In her bot community, some personas were more than just unhelpful. Some were dishonest.

Sowmya used what she learned from her virtual society to calculate how well any one agent in her app will get along with others. It measures personality features, such as the “big five,” to figure out which is a good bot or a bad bot.

Take Kevin. It clashed with other agents in team projects. This agent made rash decisions. Kevin showed how a certain mix of traits — such as being self-centered and self-important — could interfere with collaboration.

Since Kevin’s persona manipulated other agents, Sowmya says, he may be able to do that to people, too. Her mobile app aims to guard against Kevin-bots and other toxic personalities.

The app loads your choice of AI agent. It then buffers its personality, ensuring it remains helpful and stable.

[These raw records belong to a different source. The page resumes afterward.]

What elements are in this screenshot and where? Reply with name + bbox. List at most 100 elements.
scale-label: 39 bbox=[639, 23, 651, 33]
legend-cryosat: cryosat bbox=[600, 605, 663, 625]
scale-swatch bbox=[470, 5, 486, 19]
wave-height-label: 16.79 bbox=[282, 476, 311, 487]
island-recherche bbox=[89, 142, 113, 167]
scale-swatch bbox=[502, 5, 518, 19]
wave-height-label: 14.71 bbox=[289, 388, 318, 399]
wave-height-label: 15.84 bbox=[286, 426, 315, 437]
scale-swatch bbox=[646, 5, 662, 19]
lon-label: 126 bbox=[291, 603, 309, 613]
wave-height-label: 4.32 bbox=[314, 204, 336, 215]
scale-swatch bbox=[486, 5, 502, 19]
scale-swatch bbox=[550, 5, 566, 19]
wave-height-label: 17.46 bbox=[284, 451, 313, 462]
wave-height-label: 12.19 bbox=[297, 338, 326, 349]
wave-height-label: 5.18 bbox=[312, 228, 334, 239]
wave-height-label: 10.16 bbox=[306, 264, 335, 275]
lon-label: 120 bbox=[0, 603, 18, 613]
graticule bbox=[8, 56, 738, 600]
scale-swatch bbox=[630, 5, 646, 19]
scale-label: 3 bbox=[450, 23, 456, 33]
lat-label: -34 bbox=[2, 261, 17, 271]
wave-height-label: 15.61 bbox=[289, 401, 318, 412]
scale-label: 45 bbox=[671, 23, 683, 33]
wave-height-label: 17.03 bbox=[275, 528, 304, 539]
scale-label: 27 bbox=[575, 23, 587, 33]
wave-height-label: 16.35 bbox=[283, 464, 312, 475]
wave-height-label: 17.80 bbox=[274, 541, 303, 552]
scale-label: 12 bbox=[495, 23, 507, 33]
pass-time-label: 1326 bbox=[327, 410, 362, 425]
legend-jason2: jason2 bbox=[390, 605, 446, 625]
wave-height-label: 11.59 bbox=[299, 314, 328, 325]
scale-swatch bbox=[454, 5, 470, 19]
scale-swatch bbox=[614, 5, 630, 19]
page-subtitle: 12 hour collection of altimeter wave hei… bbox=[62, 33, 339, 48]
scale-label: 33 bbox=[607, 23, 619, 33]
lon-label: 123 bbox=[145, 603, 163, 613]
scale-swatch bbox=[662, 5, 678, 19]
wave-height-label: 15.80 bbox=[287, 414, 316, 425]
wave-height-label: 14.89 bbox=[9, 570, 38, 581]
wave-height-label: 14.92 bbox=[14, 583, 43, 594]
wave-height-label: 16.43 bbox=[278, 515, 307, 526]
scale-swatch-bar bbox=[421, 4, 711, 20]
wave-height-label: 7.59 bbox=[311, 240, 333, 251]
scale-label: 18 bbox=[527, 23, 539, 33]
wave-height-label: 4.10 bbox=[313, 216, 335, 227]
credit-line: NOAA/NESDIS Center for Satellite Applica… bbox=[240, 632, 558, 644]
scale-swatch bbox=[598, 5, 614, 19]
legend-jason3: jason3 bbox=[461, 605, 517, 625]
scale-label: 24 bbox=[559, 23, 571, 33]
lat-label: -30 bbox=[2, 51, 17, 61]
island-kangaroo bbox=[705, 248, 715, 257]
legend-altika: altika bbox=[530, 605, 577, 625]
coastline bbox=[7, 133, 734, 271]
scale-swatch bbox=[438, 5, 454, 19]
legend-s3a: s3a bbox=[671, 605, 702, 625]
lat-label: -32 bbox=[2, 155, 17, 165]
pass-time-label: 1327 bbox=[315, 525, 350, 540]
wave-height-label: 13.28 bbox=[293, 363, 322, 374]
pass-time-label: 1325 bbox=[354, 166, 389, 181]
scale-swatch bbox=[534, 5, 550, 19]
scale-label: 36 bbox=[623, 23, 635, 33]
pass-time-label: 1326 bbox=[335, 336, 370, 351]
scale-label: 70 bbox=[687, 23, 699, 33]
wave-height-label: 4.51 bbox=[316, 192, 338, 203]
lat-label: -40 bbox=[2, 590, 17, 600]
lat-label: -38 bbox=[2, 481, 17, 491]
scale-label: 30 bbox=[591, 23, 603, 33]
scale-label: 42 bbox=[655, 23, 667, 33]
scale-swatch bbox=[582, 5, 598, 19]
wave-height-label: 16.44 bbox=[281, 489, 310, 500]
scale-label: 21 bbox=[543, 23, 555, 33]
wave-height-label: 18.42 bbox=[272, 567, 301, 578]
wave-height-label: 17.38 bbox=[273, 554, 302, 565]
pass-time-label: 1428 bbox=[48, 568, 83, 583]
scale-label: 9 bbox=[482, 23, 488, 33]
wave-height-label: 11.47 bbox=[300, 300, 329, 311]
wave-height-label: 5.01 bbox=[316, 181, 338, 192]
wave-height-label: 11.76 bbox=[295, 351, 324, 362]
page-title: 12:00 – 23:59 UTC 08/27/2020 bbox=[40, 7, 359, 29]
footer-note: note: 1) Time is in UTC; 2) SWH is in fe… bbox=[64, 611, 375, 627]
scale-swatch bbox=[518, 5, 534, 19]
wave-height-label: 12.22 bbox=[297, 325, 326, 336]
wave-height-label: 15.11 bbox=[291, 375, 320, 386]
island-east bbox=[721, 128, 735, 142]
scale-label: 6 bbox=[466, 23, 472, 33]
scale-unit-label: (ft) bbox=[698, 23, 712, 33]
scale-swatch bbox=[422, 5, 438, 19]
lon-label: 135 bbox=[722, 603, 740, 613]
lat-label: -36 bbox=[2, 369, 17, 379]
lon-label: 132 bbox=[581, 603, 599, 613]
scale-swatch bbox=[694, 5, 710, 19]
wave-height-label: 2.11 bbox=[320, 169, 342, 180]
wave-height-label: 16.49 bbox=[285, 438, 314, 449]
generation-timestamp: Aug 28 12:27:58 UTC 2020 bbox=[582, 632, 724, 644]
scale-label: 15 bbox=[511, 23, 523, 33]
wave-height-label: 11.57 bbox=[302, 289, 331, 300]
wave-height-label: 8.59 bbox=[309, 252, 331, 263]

And to ward against the AI persona’s devolving into evil, her app also sets some traits as unchangeable. By making some aspects of the persona permanent, “they cannot be influenced by the human” using it, she explains. Even if someone tries to get it to become manipulative, it won’t. It can’t “suddenly change and start saying malicious things,” she reports.

People prefer to socialize with individuals displaying certain behaviors. So you can customize your agent, choosing its likes and dislikes, for instance. You also can choose its age, profession and many features of its persona.

AI agents already collaborate and “think,” both with people and with each other. Sowmya hopes that by adding personality guardrails to AI agents, her mobile app will make such interactions safer.